Je tiens d'abord à m'excuser, troisième chapitre et je suis déjà en retard ... Pour ma défense j'ai beaucoup de travail en ce moment ^^

Je tiens aussi à vous remercier pour vos reviews (ceux qui en laissent), où simplement pour m'avoir lu, à tous les lecteurs anonymes.

J'en profite pour répondre à Adenoine : Ta review m'a d'abord laissée perplexe, et j'avoue l'avoir légèrement mal pris au départ, même s'il n'y a pas de quoi. J'espère que la suite répondra à tes questions et ne te décevra pas ;)

Voici donc le chapitre, on se retrouve en bas !


La longue colonne de fumée noire s'éleva, haut dans le ciel, gracieuse si elle n'avait été aussi sinistre. Plus bas, le vent était retombé, laissant un silence implacable s'étendre sur le château. La colonne de fumée s'éleva encore, au-dessus des nuages, traversant l'air avec force. Puis, soudainement, elle s'abattit sur le sol, percutant violemment la petite clairière. Quand enfin la fumée se dissipa, elle laissa apparaître un homme à la haute stature, plus pâle que les morts. Se laissant tomber à genoux au centre de la clairière, il leva sa face reptilienne vers les cieux et hurla sa rage à la face du monde.


Pétrifié de peur, Drago se serra un peu plus contre le mur alors que le Lord traversait la salle, toisant les Mangemorts réunis autour de lui. Quand il parla, sa voix sifflante les glaça, et le jeune blond serra les poings, enfonçant ses ongles dans la paume de sa main pour se forcer à rester droit.

« - Vous m'avez déçu. Et vous savez ce qu'il en coûte de décevoir Lord Voldemort.

Drago avala difficilement sa salive, retenant la remarque acerbe qui lui brûlait les lèvres. Lui aussi les avait déçus ! Le Lord, réputé invincible, avait été vaincu ! Croisant le regard de Théodore, à l'autre bout de la salle, il s'accrocha à ces yeux sombres, y puisant la force dont il avait besoin pour rester stoïque alors que le Lord continuait de parler, de sa voix froide et sifflante qui lui retournait les entrailles.

« - Vous avez échoué à accomplir la mission que je vous avais confié. Vous en paierez le prix.
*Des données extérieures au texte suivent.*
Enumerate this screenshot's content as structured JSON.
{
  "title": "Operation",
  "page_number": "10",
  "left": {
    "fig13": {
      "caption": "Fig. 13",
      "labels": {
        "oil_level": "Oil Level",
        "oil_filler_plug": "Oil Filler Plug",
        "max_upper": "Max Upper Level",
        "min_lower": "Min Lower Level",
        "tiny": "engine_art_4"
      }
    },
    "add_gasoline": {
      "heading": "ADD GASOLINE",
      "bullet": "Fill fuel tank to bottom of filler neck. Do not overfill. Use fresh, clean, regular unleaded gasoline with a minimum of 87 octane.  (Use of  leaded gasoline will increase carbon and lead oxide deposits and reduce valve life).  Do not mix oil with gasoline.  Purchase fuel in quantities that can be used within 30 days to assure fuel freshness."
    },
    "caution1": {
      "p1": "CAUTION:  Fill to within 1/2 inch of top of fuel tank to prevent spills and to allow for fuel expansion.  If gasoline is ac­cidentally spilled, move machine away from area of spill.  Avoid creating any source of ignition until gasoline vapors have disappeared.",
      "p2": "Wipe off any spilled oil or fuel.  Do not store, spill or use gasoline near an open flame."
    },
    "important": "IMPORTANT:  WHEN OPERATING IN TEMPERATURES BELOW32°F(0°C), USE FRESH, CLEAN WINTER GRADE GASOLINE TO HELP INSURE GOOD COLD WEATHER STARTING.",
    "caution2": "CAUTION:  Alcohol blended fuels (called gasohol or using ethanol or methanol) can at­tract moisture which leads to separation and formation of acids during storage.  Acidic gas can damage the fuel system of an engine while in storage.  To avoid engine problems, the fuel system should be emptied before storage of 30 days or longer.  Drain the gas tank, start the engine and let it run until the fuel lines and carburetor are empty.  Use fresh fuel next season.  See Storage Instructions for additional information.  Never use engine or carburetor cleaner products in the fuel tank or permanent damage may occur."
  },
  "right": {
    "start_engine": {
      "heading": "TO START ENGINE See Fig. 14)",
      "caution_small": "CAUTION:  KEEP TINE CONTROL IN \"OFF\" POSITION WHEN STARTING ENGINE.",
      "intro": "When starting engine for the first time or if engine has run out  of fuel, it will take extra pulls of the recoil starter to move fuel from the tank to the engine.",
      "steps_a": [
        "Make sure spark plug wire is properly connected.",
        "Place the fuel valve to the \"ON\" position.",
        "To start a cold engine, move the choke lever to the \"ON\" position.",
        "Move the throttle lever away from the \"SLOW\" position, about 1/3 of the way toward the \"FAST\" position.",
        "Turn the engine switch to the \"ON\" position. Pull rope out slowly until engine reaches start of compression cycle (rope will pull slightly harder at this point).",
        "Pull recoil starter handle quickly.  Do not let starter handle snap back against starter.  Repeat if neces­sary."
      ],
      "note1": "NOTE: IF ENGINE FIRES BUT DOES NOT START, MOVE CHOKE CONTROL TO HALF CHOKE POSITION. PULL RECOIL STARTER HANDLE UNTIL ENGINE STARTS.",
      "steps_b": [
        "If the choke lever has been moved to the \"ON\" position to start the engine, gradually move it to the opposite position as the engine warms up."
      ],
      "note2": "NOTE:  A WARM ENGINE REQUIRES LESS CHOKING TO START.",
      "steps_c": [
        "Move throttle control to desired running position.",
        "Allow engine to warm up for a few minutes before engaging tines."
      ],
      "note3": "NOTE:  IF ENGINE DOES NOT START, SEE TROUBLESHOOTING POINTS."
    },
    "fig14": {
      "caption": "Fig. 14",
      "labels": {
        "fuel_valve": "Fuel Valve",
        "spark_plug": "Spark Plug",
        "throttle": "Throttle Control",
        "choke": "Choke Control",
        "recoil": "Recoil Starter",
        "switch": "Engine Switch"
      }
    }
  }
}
« - Maître … Le garçon est mort, vous avez vaincu, gémit faiblement quelqu'un.

« - Silence !

Les yeux rouges du Lord se vrillèrent sur l'importun, et celui-ci se ratatina sous son regard.

« - C'est intéressant que tu choisisses de te faire remarquer, Yaxley. Je me serais fait discret, à ta place, si j'avais été vaincu par un Weasley.

Le Mangemort se ratatina un peu plus, sous le regard lâchement rassuré de ses compagnons. Le Lord se délectait visiblement de la peur qu'il provoquait chez son serviteur, et tous étaient secrètement ravis de ne pas avoir à subir son courroux.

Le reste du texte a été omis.